Learning that sun-like stars are good candidates for life may not sound surprising, but it isn't always what scientists have thought.

"The principle of mediocrity says that, barring any evidence to the contrary, our observations should be typical among those of all intelligent observers,” said researcher Daniel Whitmire, a physicist at the University of Louisiana at Lafayette. "But the typical star is not like the sun - the typical star is a low mass star. We don’t find ourselves around a typical star and we show the reason why in this paper. Our results confirm the principle of mediocrity as applied to the sun."

Sun-like stars are actually a minority in the galaxy - 93 percent of stars in the Milky Way are less massive, less luminous and cooler than the sun. Though the typical star in the galaxy weighs between one-tenth and half the mass of the sun, life is more likely to be found around the more unusual variety of stars like our own, the researchers found.

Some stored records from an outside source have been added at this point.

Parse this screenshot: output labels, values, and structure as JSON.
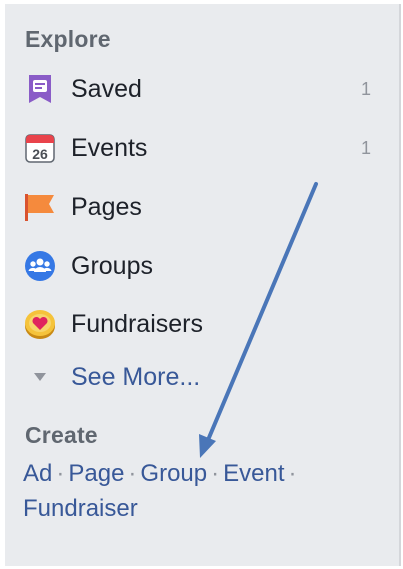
{
  "explore": {
    "title": "Explore",
    "items": [
      {
        "label": "Saved",
        "count": "1",
        "icon": "saved-bookmark-icon"
      },
      {
        "label": "Events",
        "count": "1",
        "icon": "calendar-icon",
        "icon_text": "26"
      },
      {
        "label": "Pages",
        "count": "",
        "icon": "flag-icon"
      },
      {
        "label": "Groups",
        "count": "",
        "icon": "groups-icon"
      },
      {
        "label": "Fundraisers",
        "count": "",
        "icon": "fundraiser-heart-coin-icon"
      }
    ],
    "see_more": {
      "label": "See More...",
      "icon": "caret-down-icon"
    }
  },
  "create": {
    "title": "Create",
    "links": [
      "Ad",
      "Page",
      "Group",
      "Event",
      "Fundraiser"
    ],
    "separator": "·"
  },
  "colors": {
    "panel_bg": "#e9ebee",
    "link": "#385898",
    "annotation_arrow": "#4a76b8"
  }
}
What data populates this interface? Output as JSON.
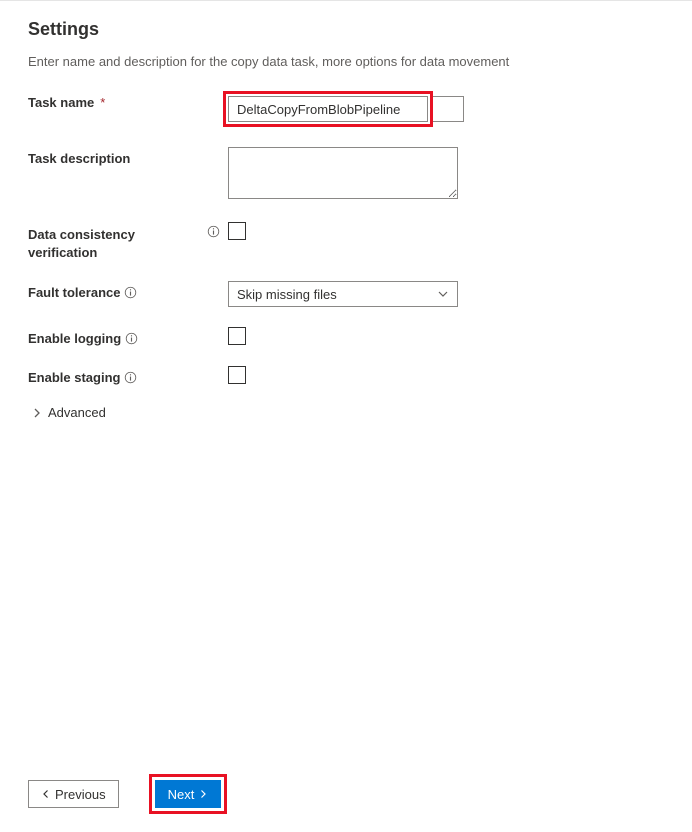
{
  "heading": "Settings",
  "subheading": "Enter name and description for the copy data task, more options for data movement",
  "fields": {
    "task_name": {
      "label": "Task name",
      "value": "DeltaCopyFromBlobPipeline"
    },
    "task_description": {
      "label": "Task description",
      "value": ""
    },
    "data_consistency": {
      "label_line1": "Data consistency",
      "label_line2": "verification",
      "checked": false
    },
    "fault_tolerance": {
      "label": "Fault tolerance",
      "selected": "Skip missing files"
    },
    "enable_logging": {
      "label": "Enable logging",
      "checked": false
    },
    "enable_staging": {
      "label": "Enable staging",
      "checked": false
    },
    "advanced": {
      "label": "Advanced"
    }
  },
  "footer": {
    "previous": "Previous",
    "next": "Next"
  }
}
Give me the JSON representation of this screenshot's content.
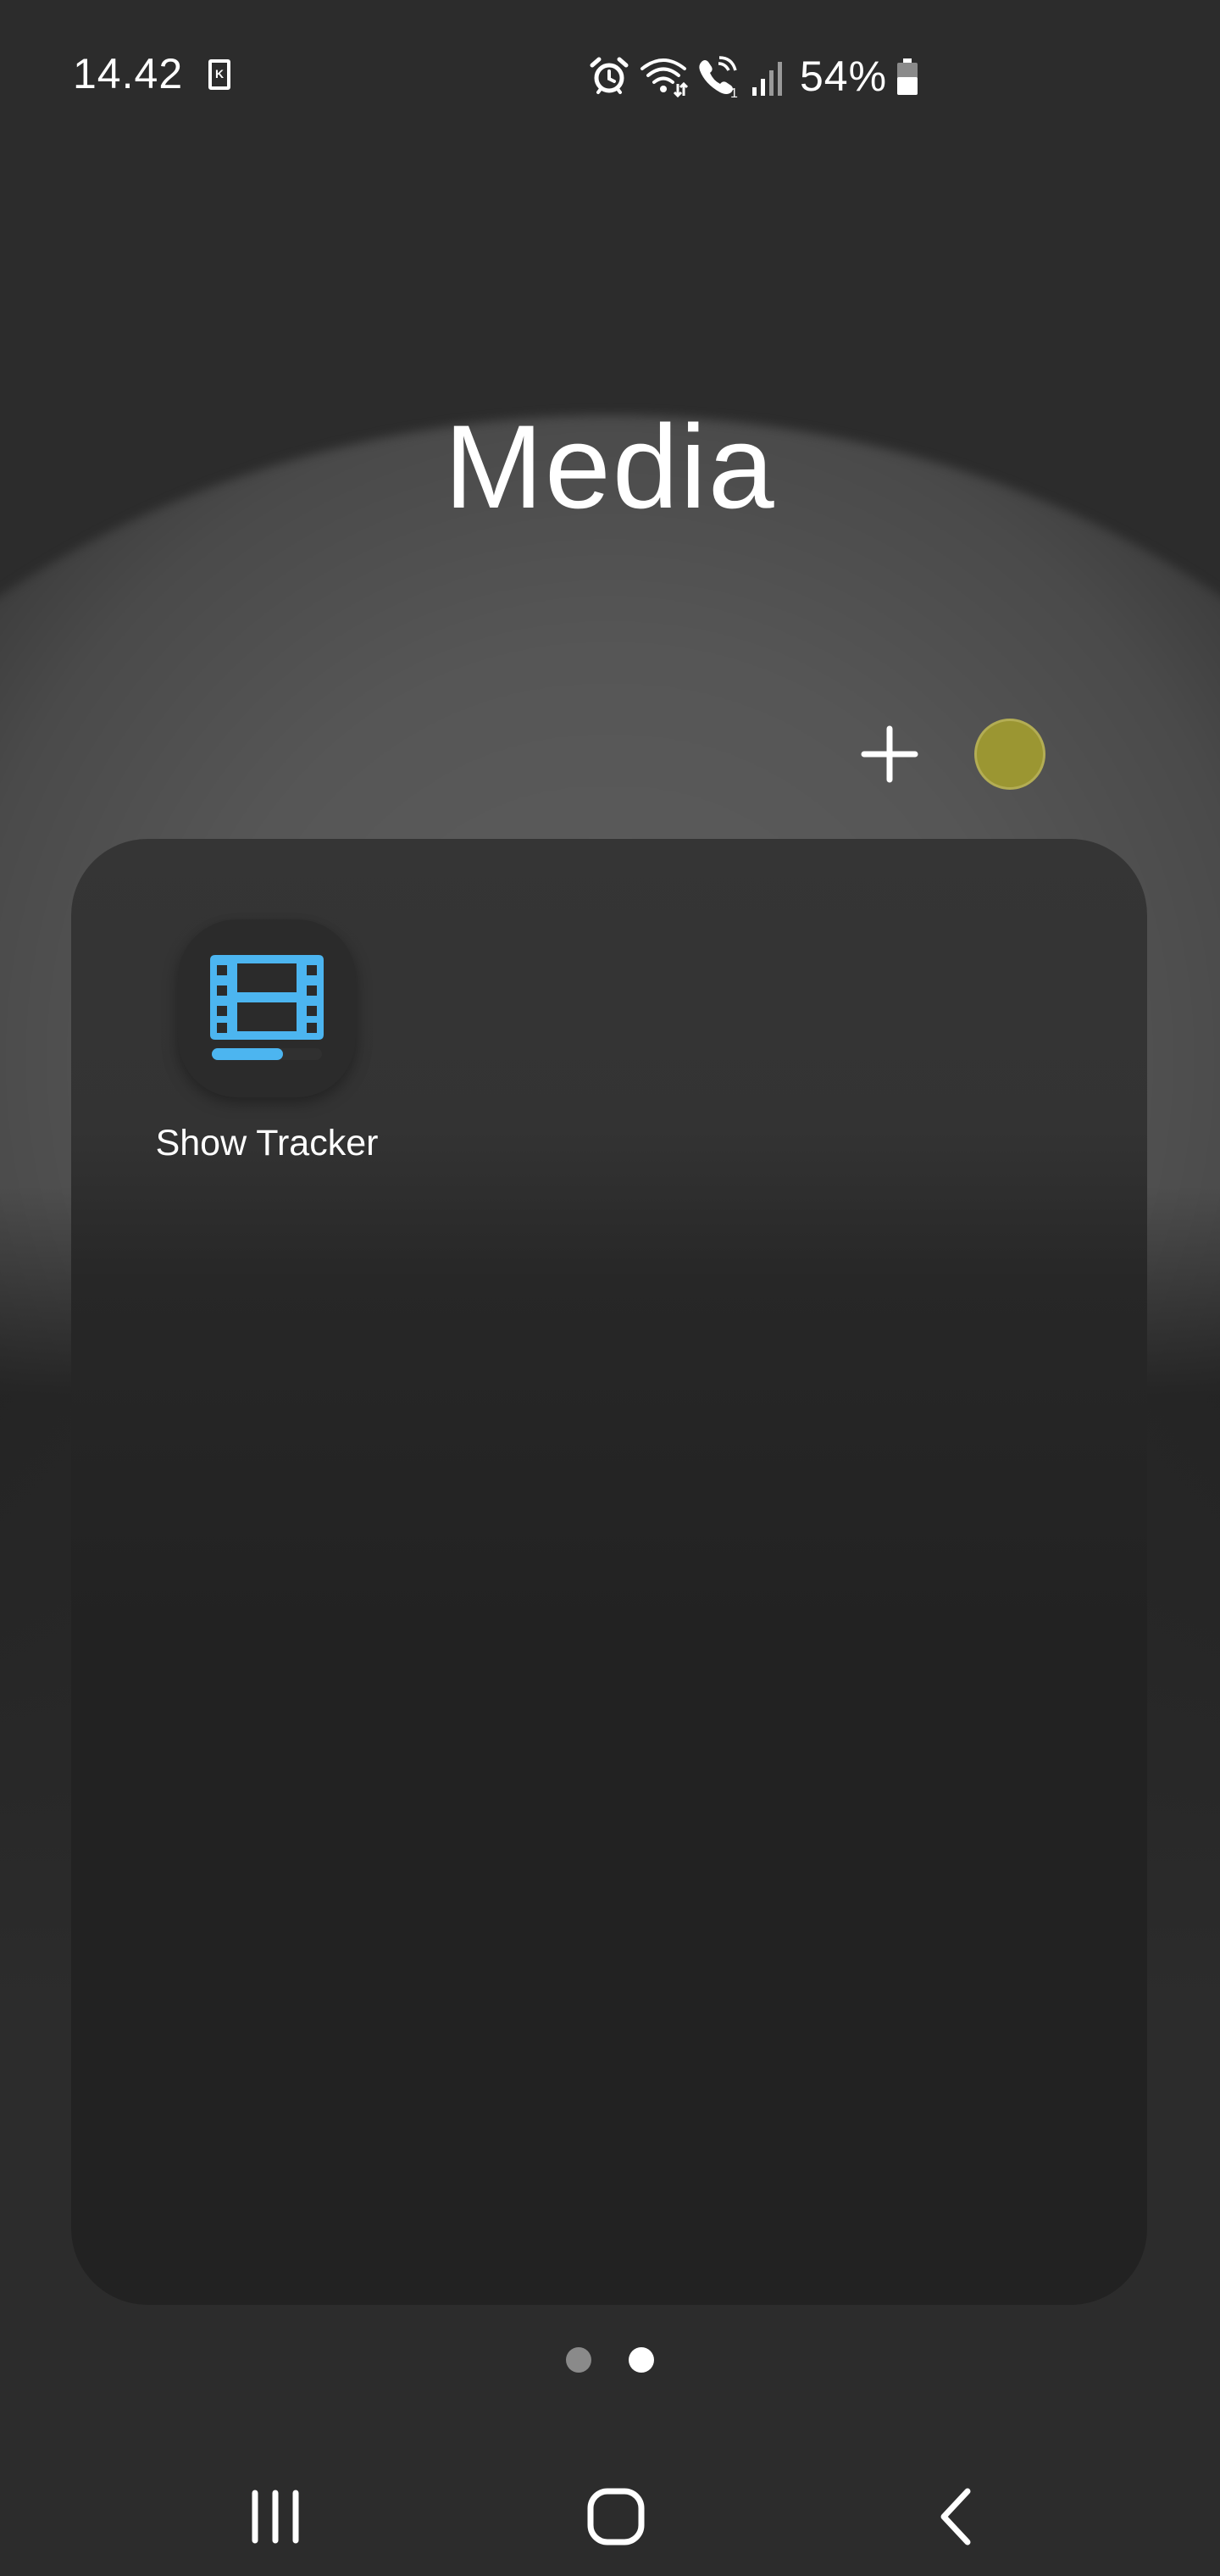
{
  "status_bar": {
    "time": "14.42",
    "sim_label": "K",
    "battery_percent": "54%",
    "battery_level": 0.54,
    "icons": [
      "sim-card-icon",
      "alarm-icon",
      "wifi-icon",
      "wifi-calling-icon",
      "signal-icon",
      "battery-icon"
    ]
  },
  "folder": {
    "title": "Media",
    "color": "#9b9632",
    "apps": [
      {
        "label": "Show Tracker",
        "icon": "film-strip-icon",
        "icon_color": "#4cb5f0"
      }
    ]
  },
  "pages": {
    "count": 2,
    "current": 2,
    "inactive_color": "#8a8a8a",
    "active_color": "#ffffff"
  },
  "navigation": {
    "buttons": [
      "recent-apps-icon",
      "home-icon",
      "back-icon"
    ]
  }
}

Distributions of mass and orbit size for the extrasolar planets so far discovered. The habitable zone is marked in green.
Credit: NASA
To make their calculation, Whitmire and colleague John Matese combined models of how planets form with data on the distribution of stars in the galaxy as a function of mass. The planet models show when worlds are most likely to form in the habitable zone - a Goldilocks region around a star in which a planet would be just right for life - not too close that its surface would be boiling, and not too far that it would be frigid either. Planets in the habitable zone are the best candidates for having liquid water, which is thought to be a prerequisite of life. In general, the planet-formation theories predict that more massive stars are the most likely to have planets in the habitable zone. So the larger a parent star is, the more likely its planets will have environments conducive to life.

But this advantage of larger stars is counteracted by the fact that more massive stars are less abundant - there are fewer big stars out there. In addition, the more massive a star is, the shorter its lifetime. That makes it hard to find very massive stars that have lived long enough for complex life to develop.

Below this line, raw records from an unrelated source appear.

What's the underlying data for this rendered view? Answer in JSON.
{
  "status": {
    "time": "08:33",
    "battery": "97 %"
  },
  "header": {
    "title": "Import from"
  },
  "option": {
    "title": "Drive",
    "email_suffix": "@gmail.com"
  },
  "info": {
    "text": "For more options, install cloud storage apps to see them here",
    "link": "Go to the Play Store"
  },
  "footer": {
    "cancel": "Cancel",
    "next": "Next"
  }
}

The researchers weighed these factors against each other to calculate the distribution of stars most likely to host thinking, living creatures. "It's a tradeoff between the numbers of stars out there and the probability of habitable planet formation increasing with mass." Whitmire said. "We show it's no accident we find ourselves around a star like the sun." The distinction between habitable planets and planets harboring intelligent life is based on the fact that intelligent life requires stars with lifetimes greater than the time required for intelligence to evolve. For example, in the case of this solar system, we could not find ourselves around a star with a lifetime less than 4.5 billion years.


Stars like our sun may be the most likely to harbor intelligent life in the galaxy.
Credit: NASA/SOHO
Indeed, sun-like stars seem to have the right balance: They are of high enough mass that they are more likely to host habitable planets, but they are of low enough mass that they live long enough for intelligent life to develop, and are not extremely scarce. Whitmire estimates that 10 percent of the Milky Way's stars might fall into the category they've outlined. This would still leave over 10 billion candidate stars in the Milky Way alone.

The results mitigate the most commonly used argument that intelligent life must be extremely rare, Whitmire said. This idea, based on the anthropic principle, was outlined by astrophysicist Brandon Carter. There is an approximate coincidence between the time it took intelligence to evolve on Earth and the lifetime of the sun. Assuming these two timescales are independent, this coincidence makes sense if intelligent life is extremely improbable, Carter argued. In most cases, he claimed, the time it takes for intelligent life to emerge is much longer than the portion of a star's existence that is conducive to such life.

"In the paper we explain one number in the coincidence – why the lifetime of the sun is what it is," Whitmire said. "The additional assumption necessary to counter the Carter argument is that intelligent life requires at least a few billion years to evolve, as expected if we are typical."